The Angry Theatre: New British Drama

The Angry Theatre: New British Drama

The Angry Theatre: New British Drama

Excerpt

'The novel . . . in England at least has been the natural prose form for a creative mind to adopt since the time of Richardson.'

So, at any rate, said Robert Liddell in his Treatise on the Novel, first published in 1947, and then probably no one would have disagreed with him. But now one would have to add a vital coda: until John Osborne. The whole picture of writing in this country has undergone a transformation in the last five years or so, and the event which marks 'then' off decisively from 'now' is the first performance of Look Back in Anger on 8 May 1956. Not that this event was startlingly novel in itself. John Osborne was 26 at the time, which is young but not extraordinarily so; Noel Coward made a similar impact at an even earlier age with The Vortex. What is important about it is the success the play enjoyed and the consequences this had for a whole generation of writers; writers who fifty, fifteen or even five years before would probably have adopted the novel as their chosen form but now, all of a sudden, were moved to try their hand at drama and, even more surprisingly, found companies to stage their works and audiences to appreciate them.

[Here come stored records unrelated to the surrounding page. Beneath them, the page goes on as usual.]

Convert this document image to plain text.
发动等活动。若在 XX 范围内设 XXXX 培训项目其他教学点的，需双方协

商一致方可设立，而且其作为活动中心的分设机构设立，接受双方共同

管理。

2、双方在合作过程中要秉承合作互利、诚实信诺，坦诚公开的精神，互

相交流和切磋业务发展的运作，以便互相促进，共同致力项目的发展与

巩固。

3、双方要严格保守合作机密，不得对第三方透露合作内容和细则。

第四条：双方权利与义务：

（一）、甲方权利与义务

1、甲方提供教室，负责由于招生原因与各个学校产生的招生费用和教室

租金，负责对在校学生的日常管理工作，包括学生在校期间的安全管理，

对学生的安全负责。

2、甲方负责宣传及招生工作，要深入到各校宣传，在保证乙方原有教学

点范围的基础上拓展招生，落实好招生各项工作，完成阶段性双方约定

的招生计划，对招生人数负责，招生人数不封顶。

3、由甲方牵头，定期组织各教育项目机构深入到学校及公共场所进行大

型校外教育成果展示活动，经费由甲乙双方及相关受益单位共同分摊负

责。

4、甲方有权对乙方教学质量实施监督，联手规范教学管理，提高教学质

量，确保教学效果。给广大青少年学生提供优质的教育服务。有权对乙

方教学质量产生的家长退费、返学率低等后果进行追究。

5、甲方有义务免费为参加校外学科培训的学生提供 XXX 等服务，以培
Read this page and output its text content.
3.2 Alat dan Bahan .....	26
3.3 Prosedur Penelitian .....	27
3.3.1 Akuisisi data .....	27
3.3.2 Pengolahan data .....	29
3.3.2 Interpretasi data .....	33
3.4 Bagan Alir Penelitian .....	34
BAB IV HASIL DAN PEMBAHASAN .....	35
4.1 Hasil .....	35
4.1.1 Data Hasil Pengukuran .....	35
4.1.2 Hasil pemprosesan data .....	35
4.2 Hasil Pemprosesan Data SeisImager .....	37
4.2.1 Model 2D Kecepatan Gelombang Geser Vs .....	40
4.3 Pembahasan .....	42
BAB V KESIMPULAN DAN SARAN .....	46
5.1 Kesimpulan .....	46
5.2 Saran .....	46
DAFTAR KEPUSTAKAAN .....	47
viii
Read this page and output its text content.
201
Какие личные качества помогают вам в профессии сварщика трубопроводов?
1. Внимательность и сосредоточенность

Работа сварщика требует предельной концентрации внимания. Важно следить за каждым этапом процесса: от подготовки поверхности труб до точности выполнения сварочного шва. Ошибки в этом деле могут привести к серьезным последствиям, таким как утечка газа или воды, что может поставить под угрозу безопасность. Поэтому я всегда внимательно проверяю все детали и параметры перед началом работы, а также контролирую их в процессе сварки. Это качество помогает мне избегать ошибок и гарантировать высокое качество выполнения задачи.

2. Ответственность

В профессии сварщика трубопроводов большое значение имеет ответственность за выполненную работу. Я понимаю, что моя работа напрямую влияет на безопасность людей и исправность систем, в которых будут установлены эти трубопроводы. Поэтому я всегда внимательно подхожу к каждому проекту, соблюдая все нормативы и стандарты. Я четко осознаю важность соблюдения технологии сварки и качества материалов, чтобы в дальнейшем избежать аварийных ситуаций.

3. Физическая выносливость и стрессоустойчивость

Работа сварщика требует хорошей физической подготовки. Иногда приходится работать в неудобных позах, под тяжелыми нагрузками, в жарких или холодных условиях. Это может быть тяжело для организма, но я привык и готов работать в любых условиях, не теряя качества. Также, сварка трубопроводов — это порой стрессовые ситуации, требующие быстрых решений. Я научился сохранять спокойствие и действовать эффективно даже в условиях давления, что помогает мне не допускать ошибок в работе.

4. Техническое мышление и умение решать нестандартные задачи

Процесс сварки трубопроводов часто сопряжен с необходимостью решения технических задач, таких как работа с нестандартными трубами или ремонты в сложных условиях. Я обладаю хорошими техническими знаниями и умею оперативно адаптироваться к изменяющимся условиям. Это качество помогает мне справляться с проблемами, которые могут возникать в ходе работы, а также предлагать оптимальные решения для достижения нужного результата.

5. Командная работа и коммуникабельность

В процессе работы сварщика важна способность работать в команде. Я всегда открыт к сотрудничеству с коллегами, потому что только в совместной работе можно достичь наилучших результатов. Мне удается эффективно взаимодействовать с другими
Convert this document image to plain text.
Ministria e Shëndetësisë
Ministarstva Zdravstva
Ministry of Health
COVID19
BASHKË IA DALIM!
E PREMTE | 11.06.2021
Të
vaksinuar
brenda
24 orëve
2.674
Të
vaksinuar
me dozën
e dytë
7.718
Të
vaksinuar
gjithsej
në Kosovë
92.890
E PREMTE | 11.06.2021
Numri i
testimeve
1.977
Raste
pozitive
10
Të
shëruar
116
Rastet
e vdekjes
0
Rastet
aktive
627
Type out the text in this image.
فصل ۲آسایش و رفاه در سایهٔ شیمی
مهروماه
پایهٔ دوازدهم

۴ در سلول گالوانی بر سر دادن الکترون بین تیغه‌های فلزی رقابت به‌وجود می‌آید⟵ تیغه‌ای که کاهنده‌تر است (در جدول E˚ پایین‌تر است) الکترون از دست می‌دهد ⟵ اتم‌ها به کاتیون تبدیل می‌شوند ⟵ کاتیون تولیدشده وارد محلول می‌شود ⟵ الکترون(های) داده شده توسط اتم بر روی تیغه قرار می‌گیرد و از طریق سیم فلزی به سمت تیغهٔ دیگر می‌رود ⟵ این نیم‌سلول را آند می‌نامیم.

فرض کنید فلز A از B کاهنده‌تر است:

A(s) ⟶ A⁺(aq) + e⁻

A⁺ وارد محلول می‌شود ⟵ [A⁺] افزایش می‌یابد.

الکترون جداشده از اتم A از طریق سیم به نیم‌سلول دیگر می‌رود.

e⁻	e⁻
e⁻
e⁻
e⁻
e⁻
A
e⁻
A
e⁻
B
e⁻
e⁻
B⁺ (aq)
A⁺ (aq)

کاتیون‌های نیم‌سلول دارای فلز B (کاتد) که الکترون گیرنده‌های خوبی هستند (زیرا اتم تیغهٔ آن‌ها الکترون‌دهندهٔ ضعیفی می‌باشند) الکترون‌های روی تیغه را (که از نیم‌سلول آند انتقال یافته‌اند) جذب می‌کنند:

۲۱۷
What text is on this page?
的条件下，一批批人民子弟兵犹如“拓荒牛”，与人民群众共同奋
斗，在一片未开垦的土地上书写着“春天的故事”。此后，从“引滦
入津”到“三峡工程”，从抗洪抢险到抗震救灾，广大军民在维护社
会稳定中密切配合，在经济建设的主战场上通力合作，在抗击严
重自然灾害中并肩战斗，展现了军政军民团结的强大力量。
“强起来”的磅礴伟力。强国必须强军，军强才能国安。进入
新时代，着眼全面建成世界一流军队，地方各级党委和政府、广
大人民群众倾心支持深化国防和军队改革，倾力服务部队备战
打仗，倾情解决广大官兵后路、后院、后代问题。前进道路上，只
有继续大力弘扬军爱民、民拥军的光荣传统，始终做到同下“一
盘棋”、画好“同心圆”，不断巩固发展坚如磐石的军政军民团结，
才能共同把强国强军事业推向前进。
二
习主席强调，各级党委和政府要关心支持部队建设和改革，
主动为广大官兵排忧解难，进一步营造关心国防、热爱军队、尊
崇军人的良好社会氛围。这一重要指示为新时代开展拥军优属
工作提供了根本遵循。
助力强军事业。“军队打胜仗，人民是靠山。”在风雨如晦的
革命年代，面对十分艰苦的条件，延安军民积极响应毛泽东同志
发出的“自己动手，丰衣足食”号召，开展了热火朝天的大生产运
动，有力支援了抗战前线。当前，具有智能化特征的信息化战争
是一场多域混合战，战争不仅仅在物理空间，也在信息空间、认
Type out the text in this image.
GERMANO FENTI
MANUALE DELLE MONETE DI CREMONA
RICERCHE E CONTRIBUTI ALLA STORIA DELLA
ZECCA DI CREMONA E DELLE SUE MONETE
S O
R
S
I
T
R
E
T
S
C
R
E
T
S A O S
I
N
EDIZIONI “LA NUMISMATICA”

For Look Back in Anger had a succès d'estime, a succès de scandale, and finally just a succès. It was constantly revived at the Royal Court, went on tour, was staged all over the world, made into a film, and in the end even turned up in a novelized version as the book of the film of the play. It was not just another play by another young writer, staged in a fit of enterprise by a provincial rep and then forgotten; it was something much more, something suspiciously like big business, and for the first time the idea got around that there might be money in young dramatists and young drama. Rather in the same way that French film producers began to feel differently about young directors after Et Dieu Créa la Femme, theatres began to feel differently about young writers, and with a new willingness to consider staging new plays by new and unknown writers came, not surprisingly, the new and unknown writers to supply the plays.